4:30AM: Mabel the cat is banging on a cupboard door trying to get into it. Clearly Freddy Krueger is in there as well and she is protecting the house, or... it's a mouse.
4:40AM: Mable has moved onto eating important documents on my desk. Yes, she eats paper. We all have our vices. I hear the loud crunch and spit from my weird girl. I get up and hide them in the cupboard that I know she will also try to get into.

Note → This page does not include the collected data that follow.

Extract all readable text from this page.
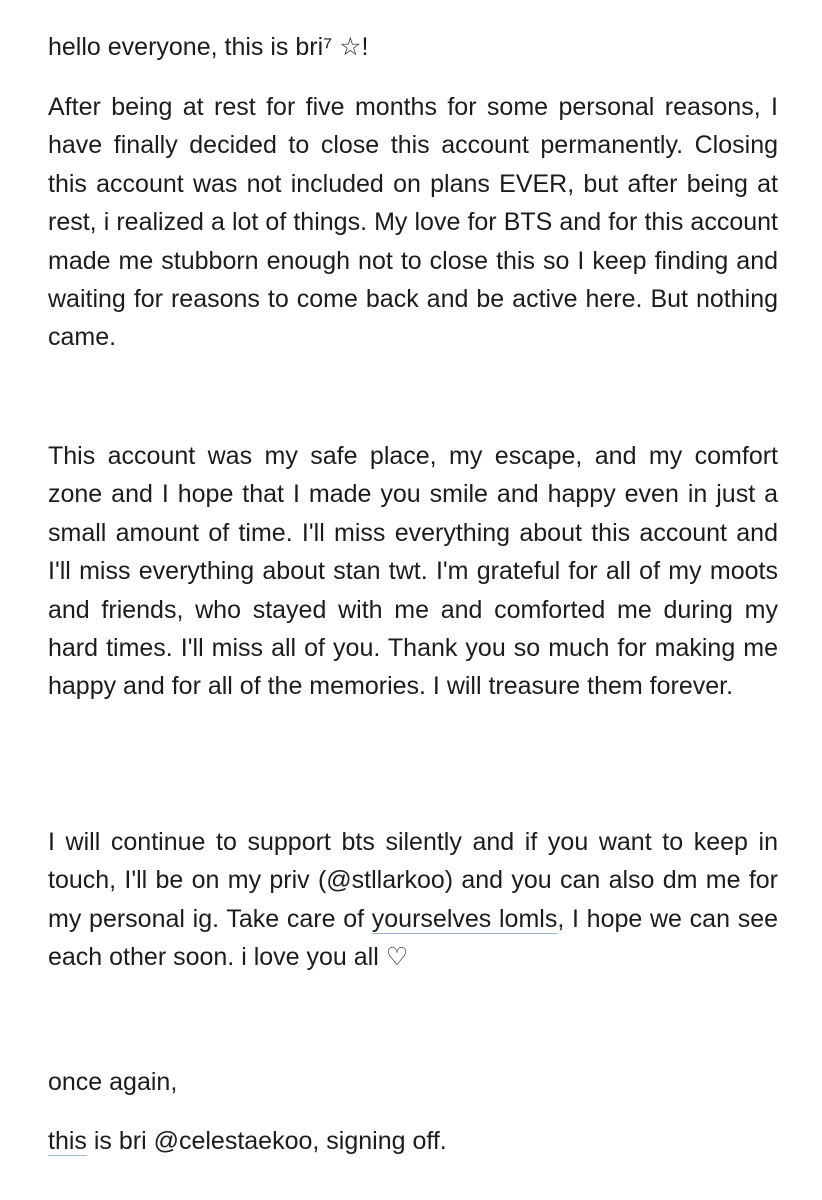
hello everyone, this is bri⁷ ☆!

After being at rest for five months for some personal reasons, I have finally decided to close this account permanently. Closing this account was not included on plans EVER, but after being at rest, i realized a lot of things. My love for BTS and for this account made me stubborn enough not to close this so I keep finding and waiting for reasons to come back and be active here. But nothing came.

This account was my safe place, my escape, and my comfort zone and I hope that I made you smile and happy even in just a small amount of time. I'll miss everything about this account and I'll miss everything about stan twt. I'm grateful for all of my moots and friends, who stayed with me and comforted me during my hard times. I'll miss all of you. Thank you so much for making me happy and for all of the memories. I will treasure them forever.

I will continue to support bts silently and if you want to keep in touch, I'll be on my priv (@stllarkoo) and you can also dm me for my personal ig. Take care of yourselves lomls, I hope we can see each other soon. i love you all ♡

once again,

this is bri @celestaekoo, signing off.
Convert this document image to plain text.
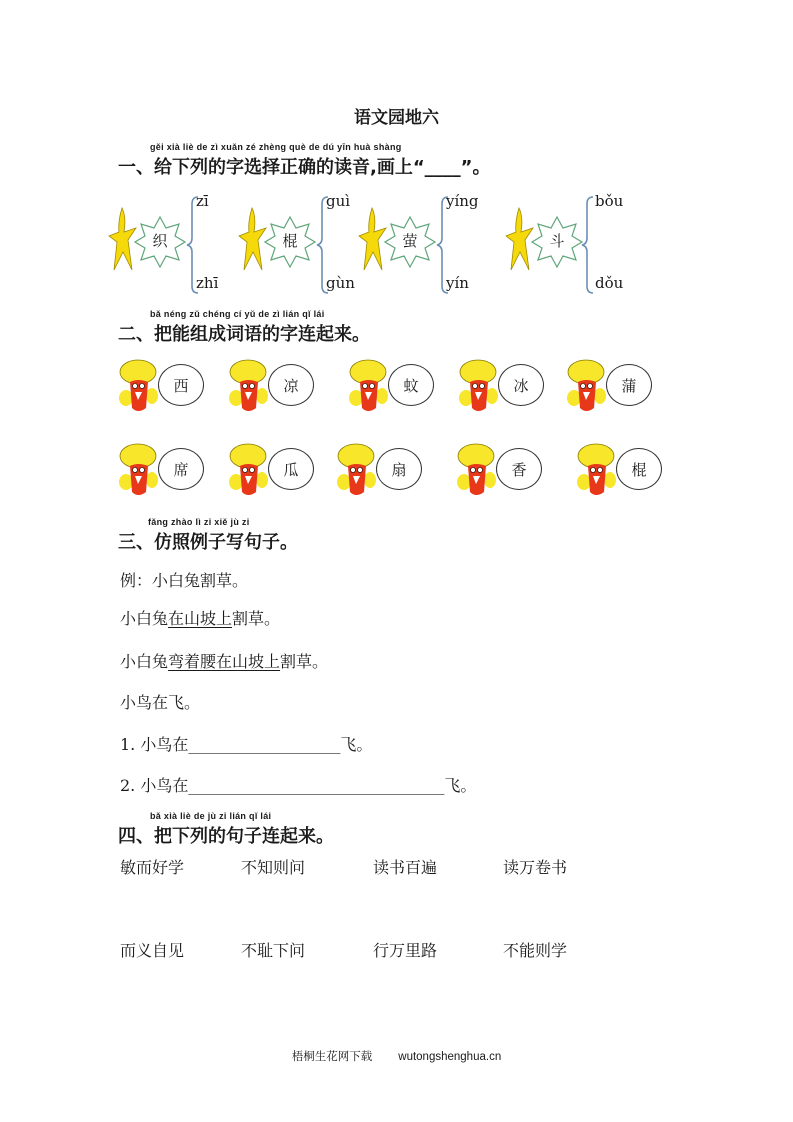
语文园地六
gěi xià liè de zì xuǎn zé zhèng què de dú yīn huà shàng
一、给下列的字选择正确的读音,画上“____”。
织
zī
zhī
棍
guì
gùn
萤
yíng
yín
斗
bǒu
dǒu
bǎ néng zǔ chéng cí yǔ de zì lián qǐ lái
二、把能组成词语的字连起来。
西	凉	蚊	冰	蒲
席	瓜	扇	香	棍
fǎng zhào lì zi xiě jù zi
三、仿照例子写句子。
例：小白兔割草。
小白兔在山坡上割草。
小白兔弯着腰在山坡上割草。
小鸟在飞。
1. 小鸟在___________________飞。
2. 小鸟在________________________________飞。
bǎ xià liè de jù zi lián qǐ lái
四、把下列的句子连起来。
敏而好学	不知则问	读书百遍	读万卷书
而义自见	不耻下问	行万里路	不能则学
梧桐生花网下载 wutongshenghua.cn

5:20AM: Franny has to go out AGAIN. Could be Freddy Krueger, or could be the river water she drank the other day. Either way, I don't want to risk it. Again, she refuses to come in. I bring out lunch meat and coax her into the house. It's raining, so now I'm wet and my slippers are muddy. Freddy Krueger still looms. All the raccoons in the neighborhood laugh at us.
5:30AM: Franny jumps into the bed completely wet and before I can stop her, places her entire body on my pillow, butt facing me. Did I mention she has horrible gas?
5:30AM - 6AM: Franny continues to fart in my face, my bed is soaked, the cats play "who can bite Mommy's feet the most." Finn gets right in my face (I turned away from the dog's butt) and says loudly MEOWWWWWW! Mabel, who is now clearly not full after eating my mortgage paperwork demands breakfast loudly in the kitchen.
7AM: I hear the hacking of a hairball (not one, but two) on my bedroom rug.
8AM:I get up, make coffee and now (of course) all the pets are curled up and sleeping. Can you blame them? They had a busy night.
10:30AM: Me, looking at cute cats on the internet who need homes, thinking, "Maybe just one more."